会社で社会保険に加入する際、「いつから資格が発生するのか」「手続きは何日に行えばいいのか」など、加入時期や手続きにまつわる疑問を持つ人は少なくありません。今回は、社会保険の資格取得日と手続きタイミングの関係を詳しく解説します。
社会保険の資格取得日は原則「入社日」または「要件を満たした日」
社会保険(健康保険・厚生年金保険)の資格取得日は、原則として勤務開始日(入社日)、もしくは週所定労働時間・日数などの加入条件を満たした日とされています。たとえば、8月1日から社会保険の対象者となった場合、資格取得日も8月1日になります。

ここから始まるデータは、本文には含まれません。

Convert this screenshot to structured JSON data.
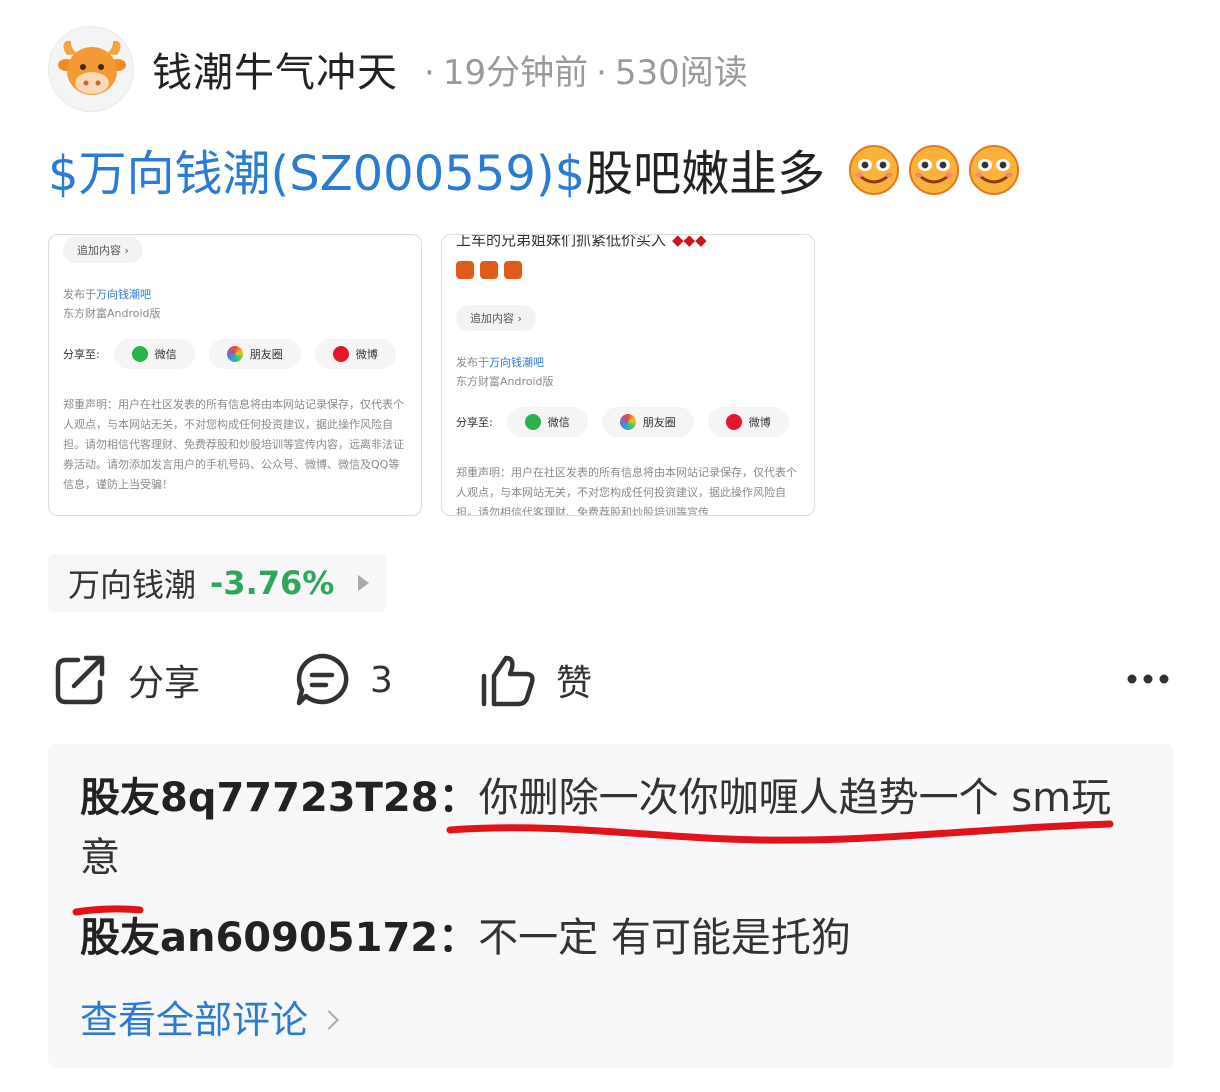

これは、実際に保険証の交付日や会社側の手続きのタイミングとは無関係に、「社会保険のルール上決まっている日付」です。
手続きが遅れても資格は「さかのぼって」付与される
「5日に税理士に手続きを依頼する」と聞くと、「それ以降が資格日になるのでは?」と思ってしまうかもしれません。しかし、社会保険の制度では事務手続きが後日であっても、実際に資格を得た日にさかのぼって保険加入が認められる仕組みになっています。

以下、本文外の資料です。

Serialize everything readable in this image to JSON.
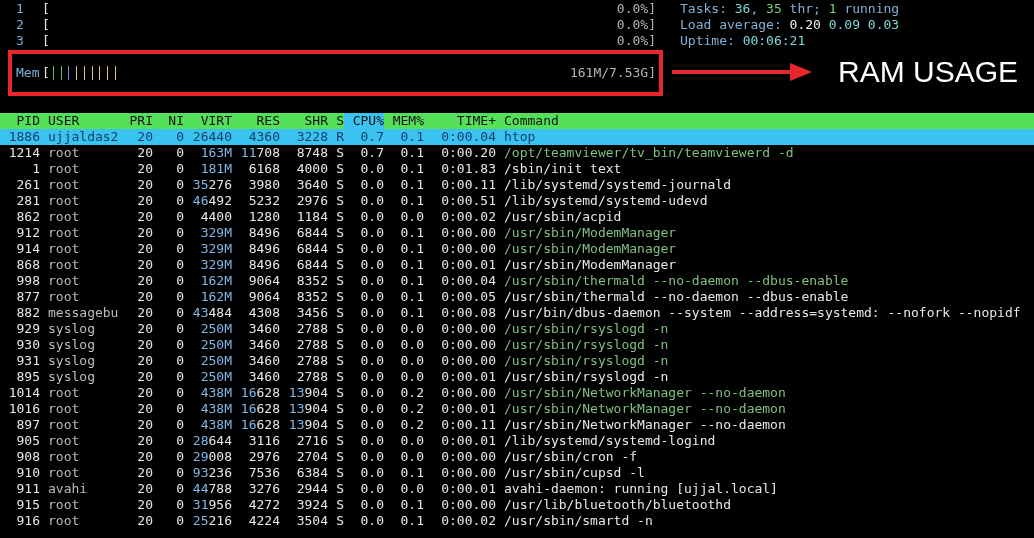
{
  "cpu_meters": [
    {
      "label": "1",
      "bracket": "[",
      "value": "0.0%]"
    },
    {
      "label": "2",
      "bracket": "[",
      "value": "0.0%]"
    },
    {
      "label": "3",
      "bracket": "[",
      "value": "0.0%]"
    }
  ],
  "memory": {
    "label": "Mem",
    "bracket": "[",
    "segments": [
      {
        "level": 0.026,
        "color": "#5fc35f"
      },
      {
        "level": 0.013,
        "color": "#5f8fd8"
      },
      {
        "level": 0.079,
        "color": "#d8c070"
      }
    ],
    "value": "161M/7.53G]"
  },
  "stats": [
    [
      {
        "text": "Tasks: ",
        "kind": "label"
      },
      {
        "text": "36",
        "kind": "value"
      },
      {
        "text": ", ",
        "kind": "label"
      },
      {
        "text": "35",
        "kind": "good"
      },
      {
        "text": " thr; ",
        "kind": "label"
      },
      {
        "text": "1",
        "kind": "good"
      },
      {
        "text": " running",
        "kind": "label"
      }
    ],
    [
      {
        "text": "Load average: ",
        "kind": "label"
      },
      {
        "text": "0.20 ",
        "kind": "bright"
      },
      {
        "text": "0.09 ",
        "kind": "value"
      },
      {
        "text": "0.03",
        "kind": "value"
      }
    ],
    [
      {
        "text": "Uptime: ",
        "kind": "label"
      },
      {
        "text": "00:06:21",
        "kind": "value"
      }
    ]
  ],
  "annotation": {
    "label": "RAM USAGE"
  },
  "table": {
    "columns": [
      {
        "label": "PID",
        "selected": false
      },
      {
        "label": "USER",
        "selected": false
      },
      {
        "label": "PRI",
        "selected": false
      },
      {
        "label": "NI",
        "selected": false
      },
      {
        "label": "VIRT",
        "selected": false
      },
      {
        "label": "RES",
        "selected": false
      },
      {
        "label": "SHR",
        "selected": false
      },
      {
        "label": "S",
        "selected": false
      },
      {
        "label": "CPU%",
        "selected": true
      },
      {
        "label": "MEM%",
        "selected": false
      },
      {
        "label": "TIME+",
        "selected": false
      },
      {
        "label": "Command",
        "selected": false
      }
    ],
    "rows": [
      {
        "selected": true,
        "thread": false,
        "cells": [
          "1886",
          "ujjaldas2",
          "20",
          "0",
          "26440",
          "4360",
          "3228",
          "R",
          "0.7",
          "0.1",
          "0:00.04",
          "htop"
        ]
      },
      {
        "selected": false,
        "thread": true,
        "cells": [
          "1214",
          "root",
          "20",
          "0",
          "163M",
          "11708",
          "8748",
          "S",
          "0.7",
          "0.1",
          "0:00.20",
          "/opt/teamviewer/tv_bin/teamviewerd -d"
        ]
      },
      {
        "selected": false,
        "thread": false,
        "cells": [
          "1",
          "root",
          "20",
          "0",
          "181M",
          "6168",
          "4000",
          "S",
          "0.0",
          "0.1",
          "0:01.83",
          "/sbin/init text"
        ]
      },
      {
        "selected": false,
        "thread": false,
        "cells": [
          "261",
          "root",
          "20",
          "0",
          "35276",
          "3980",
          "3640",
          "S",
          "0.0",
          "0.1",
          "0:00.11",
          "/lib/systemd/systemd-journald"
        ]
      },
      {
        "selected": false,
        "thread": false,
        "cells": [
          "281",
          "root",
          "20",
          "0",
          "46492",
          "5232",
          "2976",
          "S",
          "0.0",
          "0.1",
          "0:00.51",
          "/lib/systemd/systemd-udevd"
        ]
      },
      {
        "selected": false,
        "thread": false,
        "cells": [
          "862",
          "root",
          "20",
          "0",
          "4400",
          "1280",
          "1184",
          "S",
          "0.0",
          "0.0",
          "0:00.02",
          "/usr/sbin/acpid"
        ]
      },
      {
        "selected": false,
        "thread": true,
        "cells": [
          "912",
          "root",
          "20",
          "0",
          "329M",
          "8496",
          "6844",
          "S",
          "0.0",
          "0.1",
          "0:00.00",
          "/usr/sbin/ModemManager"
        ]
      },
      {
        "selected": false,
        "thread": true,
        "cells": [
          "914",
          "root",
          "20",
          "0",
          "329M",
          "8496",
          "6844",
          "S",
          "0.0",
          "0.1",
          "0:00.00",
          "/usr/sbin/ModemManager"
        ]
      },
      {
        "selected": false,
        "thread": false,
        "cells": [
          "868",
          "root",
          "20",
          "0",
          "329M",
          "8496",
          "6844",
          "S",
          "0.0",
          "0.1",
          "0:00.01",
          "/usr/sbin/ModemManager"
        ]
      },
      {
        "selected": false,
        "thread": true,
        "cells": [
          "998",
          "root",
          "20",
          "0",
          "162M",
          "9064",
          "8352",
          "S",
          "0.0",
          "0.1",
          "0:00.04",
          "/usr/sbin/thermald --no-daemon --dbus-enable"
        ]
      },
      {
        "selected": false,
        "thread": false,
        "cells": [
          "877",
          "root",
          "20",
          "0",
          "162M",
          "9064",
          "8352",
          "S",
          "0.0",
          "0.1",
          "0:00.05",
          "/usr/sbin/thermald --no-daemon --dbus-enable"
        ]
      },
      {
        "selected": false,
        "thread": false,
        "cells": [
          "882",
          "messagebu",
          "20",
          "0",
          "43484",
          "4308",
          "3456",
          "S",
          "0.0",
          "0.1",
          "0:00.08",
          "/usr/bin/dbus-daemon --system --address=systemd: --nofork --nopidf"
        ]
      },
      {
        "selected": false,
        "thread": true,
        "cells": [
          "929",
          "syslog",
          "20",
          "0",
          "250M",
          "3460",
          "2788",
          "S",
          "0.0",
          "0.0",
          "0:00.00",
          "/usr/sbin/rsyslogd -n"
        ]
      },
      {
        "selected": false,
        "thread": true,
        "cells": [
          "930",
          "syslog",
          "20",
          "0",
          "250M",
          "3460",
          "2788",
          "S",
          "0.0",
          "0.0",
          "0:00.00",
          "/usr/sbin/rsyslogd -n"
        ]
      },
      {
        "selected": false,
        "thread": true,
        "cells": [
          "931",
          "syslog",
          "20",
          "0",
          "250M",
          "3460",
          "2788",
          "S",
          "0.0",
          "0.0",
          "0:00.00",
          "/usr/sbin/rsyslogd -n"
        ]
      },
      {
        "selected": false,
        "thread": false,
        "cells": [
          "895",
          "syslog",
          "20",
          "0",
          "250M",
          "3460",
          "2788",
          "S",
          "0.0",
          "0.0",
          "0:00.01",
          "/usr/sbin/rsyslogd -n"
        ]
      },
      {
        "selected": false,
        "thread": true,
        "cells": [
          "1014",
          "root",
          "20",
          "0",
          "438M",
          "16628",
          "13904",
          "S",
          "0.0",
          "0.2",
          "0:00.00",
          "/usr/sbin/NetworkManager --no-daemon"
        ]
      },
      {
        "selected": false,
        "thread": true,
        "cells": [
          "1016",
          "root",
          "20",
          "0",
          "438M",
          "16628",
          "13904",
          "S",
          "0.0",
          "0.2",
          "0:00.01",
          "/usr/sbin/NetworkManager --no-daemon"
        ]
      },
      {
        "selected": false,
        "thread": false,
        "cells": [
          "897",
          "root",
          "20",
          "0",
          "438M",
          "16628",
          "13904",
          "S",
          "0.0",
          "0.2",
          "0:00.11",
          "/usr/sbin/NetworkManager --no-daemon"
        ]
      },
      {
        "selected": false,
        "thread": false,
        "cells": [
          "905",
          "root",
          "20",
          "0",
          "28644",
          "3116",
          "2716",
          "S",
          "0.0",
          "0.0",
          "0:00.01",
          "/lib/systemd/systemd-logind"
        ]
      },
      {
        "selected": false,
        "thread": false,
        "cells": [
          "908",
          "root",
          "20",
          "0",
          "29008",
          "2976",
          "2704",
          "S",
          "0.0",
          "0.0",
          "0:00.00",
          "/usr/sbin/cron -f"
        ]
      },
      {
        "selected": false,
        "thread": false,
        "cells": [
          "910",
          "root",
          "20",
          "0",
          "93236",
          "7536",
          "6384",
          "S",
          "0.0",
          "0.1",
          "0:00.00",
          "/usr/sbin/cupsd -l"
        ]
      },
      {
        "selected": false,
        "thread": false,
        "cells": [
          "911",
          "avahi",
          "20",
          "0",
          "44788",
          "3276",
          "2944",
          "S",
          "0.0",
          "0.0",
          "0:00.01",
          "avahi-daemon: running [ujjal.local]"
        ]
      },
      {
        "selected": false,
        "thread": false,
        "cells": [
          "915",
          "root",
          "20",
          "0",
          "31956",
          "4272",
          "3924",
          "S",
          "0.0",
          "0.1",
          "0:00.00",
          "/usr/lib/bluetooth/bluetoothd"
        ]
      },
      {
        "selected": false,
        "thread": false,
        "cells": [
          "916",
          "root",
          "20",
          "0",
          "25216",
          "4224",
          "3504",
          "S",
          "0.0",
          "0.1",
          "0:00.02",
          "/usr/sbin/smartd -n"
        ]
      }
    ]
  }
}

したがって、8月1日付で加入要件を満たしていれば、たとえ申請が8月5日になったとしても、資格取得日は8月1日になります。
「事務処理日=資格取得日」ではない点に注意
社会保険の加入手続きでは、事業所(会社)や税理士が行う届出と、資格そのものの取得日は別で考える必要があります。届出書に記載された「資格取得日」が重要であり、それが保険証の効力発生日にも直結します。

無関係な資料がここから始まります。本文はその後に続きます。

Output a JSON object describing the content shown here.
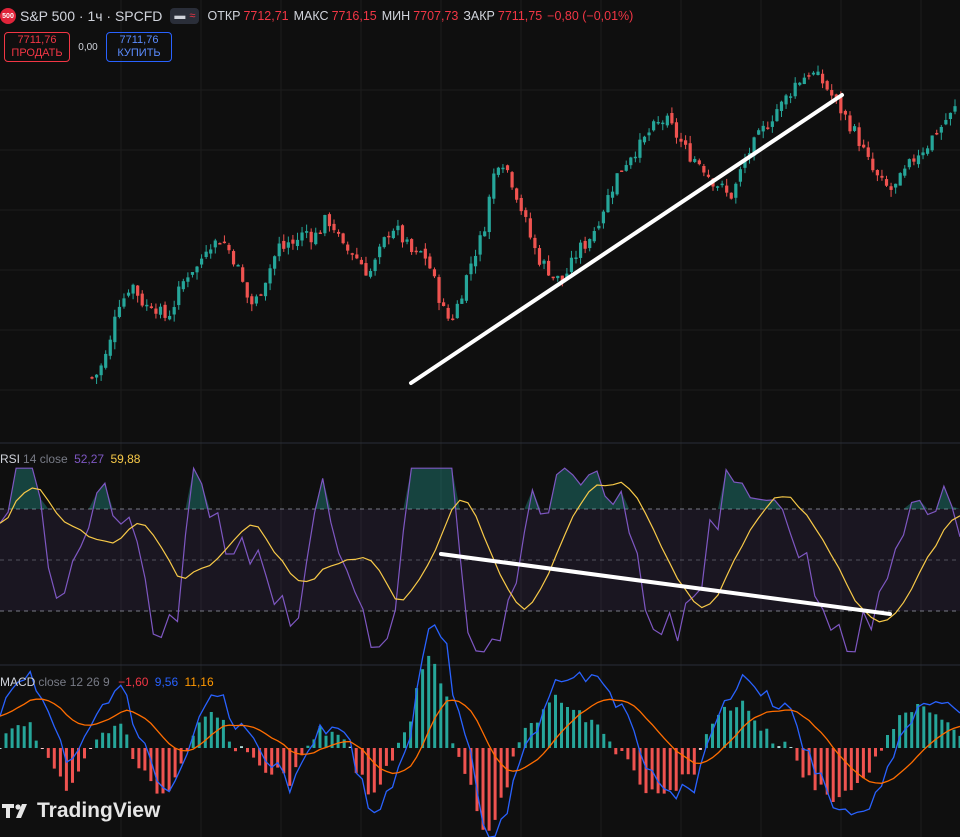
{
  "header": {
    "logo_text": "500",
    "title": "S&P 500 · 1ч · SPCFD",
    "pill_left": "▬",
    "pill_right": "≈",
    "open_label": "ОТКР",
    "open": "7712,71",
    "high_label": "МАКС",
    "high": "7716,15",
    "low_label": "МИН",
    "low": "7707,73",
    "close_label": "ЗАКР",
    "close": "7711,75",
    "change": "−0,80 (−0,01%)"
  },
  "trade": {
    "sell_price": "7711,76",
    "sell_label": "ПРОДАТЬ",
    "spread": "0,00",
    "buy_price": "7711,76",
    "buy_label": "КУПИТЬ"
  },
  "rsi": {
    "name": "RSI",
    "params": "14 close",
    "value": "52,27",
    "ma": "59,88",
    "line_color": "#7e57c2",
    "ma_color": "#f7c948"
  },
  "macd": {
    "name": "MACD",
    "params": "close 12 26 9",
    "hist": "−1,60",
    "macd": "9,56",
    "signal": "11,16",
    "macd_color": "#2962ff",
    "signal_color": "#ff6d00"
  },
  "brand": {
    "name": "TradingView"
  },
  "colors": {
    "up": "#26a69a",
    "down": "#ef5350",
    "background": "#0f0f0f"
  },
  "chart_data": {
    "type": "candlestick",
    "interval": "1h",
    "symbol": "SPCFD",
    "close_path": [
      0.17,
      0.18,
      0.2,
      0.23,
      0.27,
      0.36,
      0.38,
      0.39,
      0.42,
      0.42,
      0.39,
      0.37,
      0.36,
      0.38,
      0.35,
      0.34,
      0.33,
      0.36,
      0.38,
      0.42,
      0.44,
      0.47,
      0.46,
      0.48,
      0.52,
      0.54,
      0.53,
      0.55,
      0.54,
      0.52,
      0.5,
      0.47,
      0.43,
      0.39,
      0.37,
      0.38,
      0.41,
      0.44,
      0.47,
      0.5,
      0.53,
      0.52,
      0.54,
      0.53,
      0.55,
      0.56,
      0.57,
      0.55,
      0.56,
      0.58,
      0.6,
      0.59,
      0.57,
      0.53,
      0.51,
      0.52,
      0.5,
      0.49,
      0.47,
      0.45,
      0.47,
      0.5,
      0.53,
      0.56,
      0.58,
      0.57,
      0.55,
      0.53,
      0.51,
      0.5,
      0.51,
      0.5,
      0.47,
      0.43,
      0.39,
      0.35,
      0.33,
      0.34,
      0.37,
      0.41,
      0.45,
      0.49,
      0.52,
      0.55,
      0.6,
      0.68,
      0.74,
      0.77,
      0.75,
      0.72,
      0.69,
      0.65,
      0.61,
      0.57,
      0.53,
      0.5,
      0.48,
      0.47,
      0.45,
      0.44,
      0.43,
      0.45,
      0.47,
      0.5,
      0.52,
      0.53,
      0.55,
      0.57,
      0.6,
      0.63,
      0.66,
      0.69,
      0.72,
      0.74,
      0.76,
      0.78,
      0.79,
      0.8,
      0.82,
      0.84,
      0.85,
      0.86,
      0.87,
      0.86,
      0.84,
      0.82,
      0.8,
      0.78,
      0.77,
      0.76,
      0.75,
      0.73,
      0.71,
      0.7,
      0.69,
      0.67,
      0.66,
      0.68,
      0.72,
      0.75,
      0.78,
      0.8,
      0.82,
      0.84,
      0.86,
      0.88,
      0.9,
      0.91,
      0.93,
      0.95,
      0.97,
      0.98,
      0.99,
      1.0,
      0.99,
      0.98,
      0.97,
      0.95,
      0.93,
      0.91,
      0.89,
      0.87,
      0.85,
      0.83,
      0.8,
      0.77,
      0.74,
      0.72,
      0.7,
      0.69,
      0.68,
      0.68,
      0.7,
      0.72,
      0.74,
      0.76,
      0.78,
      0.79,
      0.8,
      0.82,
      0.84,
      0.85,
      0.87,
      0.88,
      0.9
    ]
  }
}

保険証が届くタイミングには数日から1週間程度の差がありますが、資格は取得日から有効であるため、医療費の払い戻し請求も可能です。
例:8月1日加入予定で5日に手続きしたケース
ケース例: 8月1日に正社員として勤務を開始し、社会保険の加入対象となったが、会社は税理士に8月5日に手続きを依頼した。
この場合: 資格取得日は8月1日となり、8月1日から社会保険の対象者として扱われます。手続きが5日であっても資格の有効性には影響しません。
加入時の注意点とやるべきこと
- 加入時期は給与明細で確認できます。社会保険料の控除開始月を見ておくとよいでしょう。
- 会社や税理士が加入手続きを済ませた後、「健康保険被保険者証(保険証)」や「年金手帳」が交付されます。
- 病院での受診が必要になった場合、手続き完了前でも、後日還付請求をすることが可能です。
もし1ヶ月以上経っても書類が届かない、または手続きが進んでいないようであれば、会社の担当者に確認しましょう。
まとめ|資格取得日は「制度上の基準日」で決まる
社会保険の資格取得日は、会社側が手続きを行う日ではなく、加入条件を満たした日(たとえば就職日)にさかのぼって発生するのが基本です。手続きが5日であっても、8月1日から保険が適用されるという点を覚えておきましょう。
疑問がある場合は、日本年金機構や会社の労務担当者に確認することをおすすめします。